Fast Payload Calibration for Sensorless Contact Estimation Using Model Pre-training

Force and torque sensing is crucial in robotic manipulation across both collaborative and industrial settings. Traditional methods for dynamics identification enable the detection and control of external forces and torques without the need for costly sensors. However, these approaches show limitations in scenarios where robot dynamics, particularly the end-effector payload, are subject to changes. Moreover, existing calibration techniques face trade-offs between efficiency and accuracy due to concerns over joint space coverage. In this paper, we introduce a calibration scheme that leverages pre-trained Neural Network models to learn calibrated dynamics across a wide range of joint space in advance. This offline learning strategy significantly reduces the need for online data collection, whether for selection of the optimal model or identification of payload features, necessitating merely a 4-second trajectory for online calibration. This method is particularly effective in tasks that require frequent dynamics recalibration for precise contact estimation. We further demonstrate the efficacy of this approach through applications in sensorless joint and task compliance, accounting for payload variability.
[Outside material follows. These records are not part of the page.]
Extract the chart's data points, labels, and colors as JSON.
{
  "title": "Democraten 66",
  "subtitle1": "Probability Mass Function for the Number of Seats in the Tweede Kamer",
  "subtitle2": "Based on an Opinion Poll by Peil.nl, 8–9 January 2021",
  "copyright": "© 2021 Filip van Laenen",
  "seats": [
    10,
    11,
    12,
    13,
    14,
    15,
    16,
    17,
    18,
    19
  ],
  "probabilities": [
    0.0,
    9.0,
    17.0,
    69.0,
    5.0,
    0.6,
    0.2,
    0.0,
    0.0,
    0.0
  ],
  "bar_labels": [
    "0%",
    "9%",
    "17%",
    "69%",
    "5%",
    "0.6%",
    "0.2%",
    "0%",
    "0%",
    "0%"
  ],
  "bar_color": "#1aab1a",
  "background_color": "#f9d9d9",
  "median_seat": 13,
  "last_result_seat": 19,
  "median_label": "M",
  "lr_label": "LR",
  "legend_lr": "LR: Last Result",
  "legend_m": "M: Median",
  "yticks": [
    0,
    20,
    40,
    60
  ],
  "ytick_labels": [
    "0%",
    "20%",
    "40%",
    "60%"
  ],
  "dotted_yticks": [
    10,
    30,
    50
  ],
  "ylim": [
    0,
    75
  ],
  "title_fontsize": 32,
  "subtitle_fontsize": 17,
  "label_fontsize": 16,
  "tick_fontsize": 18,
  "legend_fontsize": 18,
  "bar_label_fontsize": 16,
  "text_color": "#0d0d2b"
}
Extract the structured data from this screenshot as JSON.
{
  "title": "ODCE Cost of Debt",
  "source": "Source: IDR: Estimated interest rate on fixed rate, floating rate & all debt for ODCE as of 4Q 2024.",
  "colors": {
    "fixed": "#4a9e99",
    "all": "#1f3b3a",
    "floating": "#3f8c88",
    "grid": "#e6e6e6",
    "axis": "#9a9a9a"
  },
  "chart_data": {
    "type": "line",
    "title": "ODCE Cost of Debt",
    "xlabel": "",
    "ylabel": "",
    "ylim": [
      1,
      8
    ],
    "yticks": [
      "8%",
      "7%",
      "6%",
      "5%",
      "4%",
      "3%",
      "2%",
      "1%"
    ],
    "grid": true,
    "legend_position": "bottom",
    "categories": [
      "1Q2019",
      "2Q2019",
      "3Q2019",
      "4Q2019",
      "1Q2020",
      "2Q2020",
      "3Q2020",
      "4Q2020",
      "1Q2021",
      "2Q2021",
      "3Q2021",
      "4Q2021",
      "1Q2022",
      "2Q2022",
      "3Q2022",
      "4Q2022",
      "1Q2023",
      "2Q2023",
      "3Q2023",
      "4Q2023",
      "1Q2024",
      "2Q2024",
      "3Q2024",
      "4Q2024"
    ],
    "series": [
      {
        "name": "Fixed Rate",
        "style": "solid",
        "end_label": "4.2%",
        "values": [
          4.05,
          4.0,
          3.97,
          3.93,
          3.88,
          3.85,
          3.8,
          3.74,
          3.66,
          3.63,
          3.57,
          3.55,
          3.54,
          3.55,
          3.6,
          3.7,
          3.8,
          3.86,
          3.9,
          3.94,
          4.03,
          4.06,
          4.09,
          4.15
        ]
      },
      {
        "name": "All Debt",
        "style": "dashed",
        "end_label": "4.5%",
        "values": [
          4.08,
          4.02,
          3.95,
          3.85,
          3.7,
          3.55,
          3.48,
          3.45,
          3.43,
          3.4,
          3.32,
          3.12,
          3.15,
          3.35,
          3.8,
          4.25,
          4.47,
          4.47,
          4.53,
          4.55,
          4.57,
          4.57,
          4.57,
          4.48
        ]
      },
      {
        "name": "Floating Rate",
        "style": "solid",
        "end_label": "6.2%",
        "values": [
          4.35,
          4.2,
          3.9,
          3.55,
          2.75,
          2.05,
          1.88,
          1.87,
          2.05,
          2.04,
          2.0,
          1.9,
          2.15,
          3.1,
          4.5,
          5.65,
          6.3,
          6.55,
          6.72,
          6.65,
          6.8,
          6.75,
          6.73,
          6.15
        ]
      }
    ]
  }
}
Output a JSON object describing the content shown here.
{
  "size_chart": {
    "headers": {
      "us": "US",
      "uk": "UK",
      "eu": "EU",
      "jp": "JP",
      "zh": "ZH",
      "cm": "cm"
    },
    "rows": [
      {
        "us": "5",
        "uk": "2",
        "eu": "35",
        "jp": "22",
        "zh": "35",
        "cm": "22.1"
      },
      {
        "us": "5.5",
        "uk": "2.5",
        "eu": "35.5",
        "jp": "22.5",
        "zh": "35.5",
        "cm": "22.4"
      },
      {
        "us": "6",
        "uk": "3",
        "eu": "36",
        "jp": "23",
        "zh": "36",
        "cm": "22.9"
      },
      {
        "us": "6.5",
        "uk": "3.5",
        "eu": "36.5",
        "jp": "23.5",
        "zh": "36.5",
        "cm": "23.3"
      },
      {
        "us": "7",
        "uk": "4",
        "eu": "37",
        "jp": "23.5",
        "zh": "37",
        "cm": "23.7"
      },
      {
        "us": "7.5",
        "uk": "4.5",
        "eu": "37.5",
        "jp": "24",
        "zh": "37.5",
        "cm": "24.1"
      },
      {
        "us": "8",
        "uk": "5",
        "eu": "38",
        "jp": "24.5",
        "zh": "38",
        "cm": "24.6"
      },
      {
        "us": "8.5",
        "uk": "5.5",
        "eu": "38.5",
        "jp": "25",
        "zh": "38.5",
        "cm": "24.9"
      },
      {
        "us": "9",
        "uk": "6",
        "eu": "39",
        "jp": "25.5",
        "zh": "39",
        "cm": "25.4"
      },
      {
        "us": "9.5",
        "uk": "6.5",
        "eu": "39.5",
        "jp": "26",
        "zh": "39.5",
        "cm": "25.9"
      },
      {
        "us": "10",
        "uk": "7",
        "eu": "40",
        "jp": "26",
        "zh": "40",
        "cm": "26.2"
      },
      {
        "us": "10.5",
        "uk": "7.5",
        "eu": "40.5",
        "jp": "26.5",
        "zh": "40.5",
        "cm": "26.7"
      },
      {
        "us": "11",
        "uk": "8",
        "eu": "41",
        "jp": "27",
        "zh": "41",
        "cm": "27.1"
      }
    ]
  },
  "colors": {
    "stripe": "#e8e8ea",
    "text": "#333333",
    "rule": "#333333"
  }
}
Sensorless Physical Human-robot Interaction Using Deep-Learning

Physical human-robot interaction has been an area of interest for decades. Collaborative tasks, such as joint compliance, demand high-quality joint torque sensing. While external torque sensors are reliable, they come with the drawbacks of being expensive and vulnerable to impacts. To address these issues, studies have been conducted to estimate external torques using only internal signals, such as joint states and current measurements. However, insufficient attention has been given to friction hysteresis approximation, which is crucial for tasks involving extensive dynamic to static state transitions. In this paper, we propose a deep-learning-based method that leverages a novel long-term memory scheme to achieve dynamics identification, accurately approximating the static hysteresis. We also introduce modifications to the well-known Residual Learning architecture, retaining high accuracy while reducing inference time. The robustness of the proposed method is illustrated through a joint compliance and task compliance experiment.

Fine Robotic Manipulation without Force/Torque Sensor

Force Sensing and Force Control are essential to many industrial applications. Typically, a 6-axis Force/Torque (F/T) sensor is mounted between the robot's wrist and the end-effector in order to measure the forces and torques exerted by the environment onto the robot (the external wrench). Although a typical 6-axis F/T sensor can provide highly accurate measurements, it is expensive and vulnerable to drift and external impacts. Existing methods aiming at estimating the external wrench using only the robot's internal signals are limited in scope: for example, wrench estimation accuracy was mostly validated in free-space motions and simple contacts as opposed to tasks like assembly that require high-precision force control. Here we present a Neural Network based method and argue that by devoting particular attention to the training data structure, it is possible to accurately estimate the external wrench in a wide range of scenarios based solely on internal signals. As an illustration, we demonstrate a pin insertion experiment with 100-micron clearance and a hand-guiding experiment, both performed without external F/T sensors or joint torque sensors. Our result opens the possibility of equipping the existing 2.7 million industrial robots with Force Sensing and Force Control capabilities without any additional hardware.